State Medicaid information systems were generally built to allow states to figure out how their own programs are performing over time, not to offer comparisons with other states. "The very nature of Medicaid is that there is extreme state variability in terms of everything — who is covered, what benefits are covered, how care is delivered, what are the metrics to define success," Salo says. "The extreme variability is a feature, not a bug."

Moving to the Cloud

The federal government has been prodding states to upgrade their Medicaid information systems since 2006. By that time, some state systems were already 30 years old, in many cases predating widespread use of the Internet. Now, nearly half as much time has passed again.

States are making progress. Washington and Wyoming, for example, are among states that have moved or are in the process of moving their entire systems to the cloud. Getting there isn't easy, but once the move is accomplished things are done more efficiently and it's easier and cheaper to make incremental upgrades. Changes that used to take years can be accomplished in a matter of months.

Wyoming's system now has eight separate components — a fraud, waste and abuse system, a pharmacy system, a benefit management system, and so on. Despite splitting things up, the state's Medicaid system as a whole should be less siloed than it was before because all the various elements are feeding information into a single data warehouse.

"We're hoping to speed up provider enrollment and offer better customer service," says Jesse Springer, Medicaid technology and business operations unit manager at the Wyoming Department of Health. "Each of these approaches has its own benefits. Some create internal efficiencies, some lead to actual savings."

Still, states face a challenge akin to changing horses midstream. Even as they're trying to build entirely new systems, they're having to reconfigure their legacy systems to be able to extract the kinds of data that the feds want. "It's probably going to be a seven- to 10-year project, by the time you plug all the pieces together," says Westberg, of the Oregon Health Authority.

Learning from Each Other

The states are all at various stages in terms of modernizing their Medicaid systems. The good news is that, because their neighbors are going through the same thing, they can learn from each other. Nevada, for instance, has studied Colorado's dozen-year upgrade carefully. Illinois and Michigan have been working to design a new Medicaid IT system together. "The nice thing is that states are not in competition with each other," Springer says. "We can share and borrow work from each other. That's encouraged."

It's never quite as simple as one state plugging in changes from its neighbor, however. Again, each state's underlying Medicaid policies are different. "Nobody does anything the same," says NCSL's Blanford. "It seems like an IT system should have interoperability, but everyone has little things you have to catch, so then it's custom and more expensive."

As soon as you have to make changes, you can end up setting off the whole cycle of planning, then funding and procurement, and then contracting and implementation.
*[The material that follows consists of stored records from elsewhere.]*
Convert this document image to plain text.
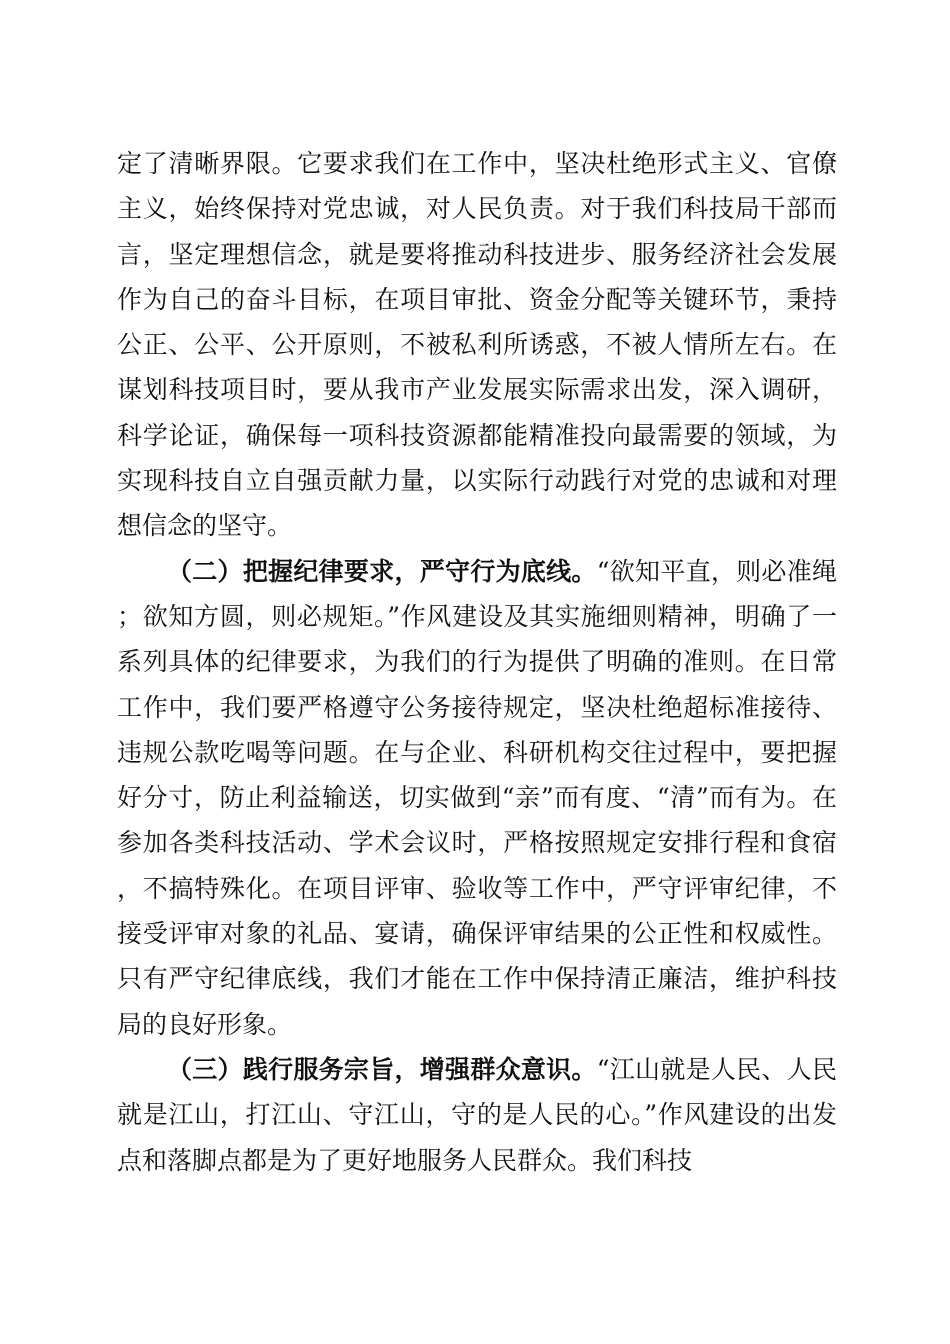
定了清晰界限。它要求我们在工作中，坚决杜绝形式主义、官僚主义，始终保持对党忠诚，对人民负责。对于我们科技局干部而言，坚定理想信念，就是要将推动科技进步、服务经济社会发展作为自己的奋斗目标，在项目审批、资金分配等关键环节，秉持公正、公平、公开原则，不被私利所诱惑，不被人情所左右。在谋划科技项目时，要从我市产业发展实际需求出发，深入调研，科学论证，确保每一项科技资源都能精准投向最需要的领域，为实现科技自立自强贡献力量，以实际行动践行对党的忠诚和对理想信念的坚守。

（二）把握纪律要求，严守行为底线。“欲知平直，则必准绳；欲知方圆，则必规矩。”作风建设及其实施细则精神，明确了一系列具体的纪律要求，为我们的行为提供了明确的准则。在日常工作中，我们要严格遵守公务接待规定，坚决杜绝超标准接待、违规公款吃喝等问题。在与企业、科研机构交往过程中，要把握好分寸，防止利益输送，切实做到“亲”而有度、“清”而有为。在参加各类科技活动、学术会议时，严格按照规定安排行程和食宿，不搞特殊化。在项目评审、验收等工作中，严守评审纪律，不接受评审对象的礼品、宴请，确保评审结果的公正性和权威性。只有严守纪律底线，我们才能在工作中保持清正廉洁，维护科技局的良好形象。

（三）践行服务宗旨，增强群众意识。“江山就是人民、人民就是江山，打江山、守江山，守的是人民的心。”作风建设的出发点和落脚点都是为了更好地服务人民群众。我们科技
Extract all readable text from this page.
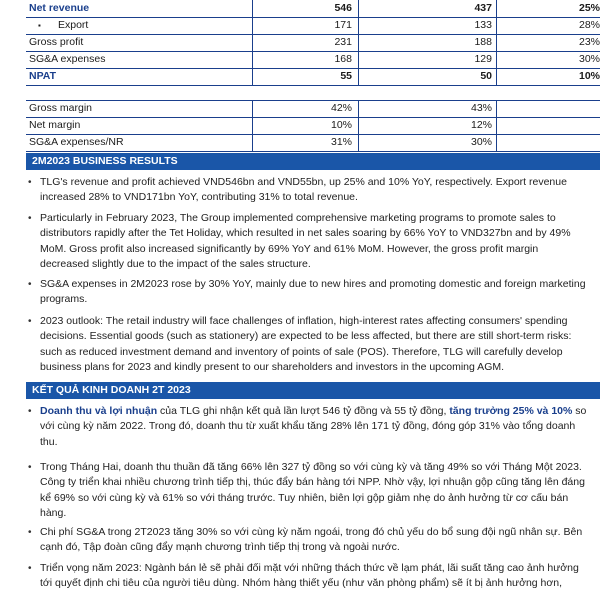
Net revenue	546	437	25%
▪ Export	171	133	28%
Gross profit	231	188	23%
SG&A expenses	168	129	30%
NPAT	55	50	10%
Gross margin	42%	43%
Net margin	10%	12%
SG&A expenses/NR	31%	30%
2M2023 BUSINESS RESULTS
• TLG's revenue and profit achieved VND546bn and VND55bn, up 25% and 10% YoY, respectively. Export revenue increased 28% to VND171bn YoY, contributing 31% to total revenue.
• Particularly in February 2023, The Group implemented comprehensive marketing programs to promote sales to distributors rapidly after the Tet Holiday, which resulted in net sales soaring by 66% YoY to VND327bn and by 49% MoM. Gross profit also increased significantly by 69% YoY and 61% MoM. However, the gross profit margin decreased slightly due to the impact of the sales structure.
• SG&A expenses in 2M2023 rose by 30% YoY, mainly due to new hires and promoting domestic and foreign marketing programs.
• 2023 outlook: The retail industry will face challenges of inflation, high-interest rates affecting consumers' spending decisions. Essential goods (such as stationery) are expected to be less affected, but there are still short-term risks: such as reduced investment demand and inventory of points of sale (POS). Therefore, TLG will carefully develop business plans for 2023 and kindly present to our shareholders and investors in the upcoming AGM.
KẾT QUẢ KINH DOANH 2T 2023
• Doanh thu và lợi nhuận của TLG ghi nhận kết quả lần lượt 546 tỷ đồng và 55 tỷ đồng, tăng trưởng 25% và 10% so với cùng kỳ năm 2022. Trong đó, doanh thu từ xuất khẩu tăng 28% lên 171 tỷ đồng, đóng góp 31% vào tổng doanh thu.
• Trong Tháng Hai, doanh thu thuần đã tăng 66% lên 327 tỷ đồng so với cùng kỳ và tăng 49% so với Tháng Một 2023. Công ty triển khai nhiều chương trình tiếp thị, thúc đẩy bán hàng tới NPP. Nhờ vậy, lợi nhuận gộp cũng tăng lên đáng kể 69% so với cùng kỳ và 61% so với tháng trước. Tuy nhiên, biên lợi gộp giảm nhẹ do ảnh hưởng từ cơ cấu bán hàng.
• Chi phí SG&A trong 2T2023 tăng 30% so với cùng kỳ năm ngoái, trong đó chủ yếu do bổ sung đội ngũ nhân sự. Bên cạnh đó, Tập đoàn cũng đẩy mạnh chương trình tiếp thị trong và ngoài nước.
• Triển vọng năm 2023: Ngành bán lẻ sẽ phải đối mặt với những thách thức về lạm phát, lãi suất tăng cao ảnh hưởng tới quyết định chi tiêu của người tiêu dùng. Nhóm hàng thiết yếu (như văn phòng phẩm) sẽ ít bị ảnh hưởng hơn,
But more than the programming hassles, states are worried that moving increasingly to common standards and reporting means they could ultimately lose some of the flexibility that allows them to tailor Medicaid to fit their own needs.

The twin problems of upgrading antique systems and making sure each state retains program flexibility have made the Medicaid IT upgrade a generational effort. But states are at last getting closer to giving the feds what they want.

In so doing, they're finding that it's useful for them, also, to have a better sense of what's happening in other states in terms of actual Medicaid delivery. "The eventual goal is to be able to benchmark states against each other," says Westberg, the Oregon Health Authority manager, "and find out if there are more effective ways of doing things, so we can learn from what other states are doing."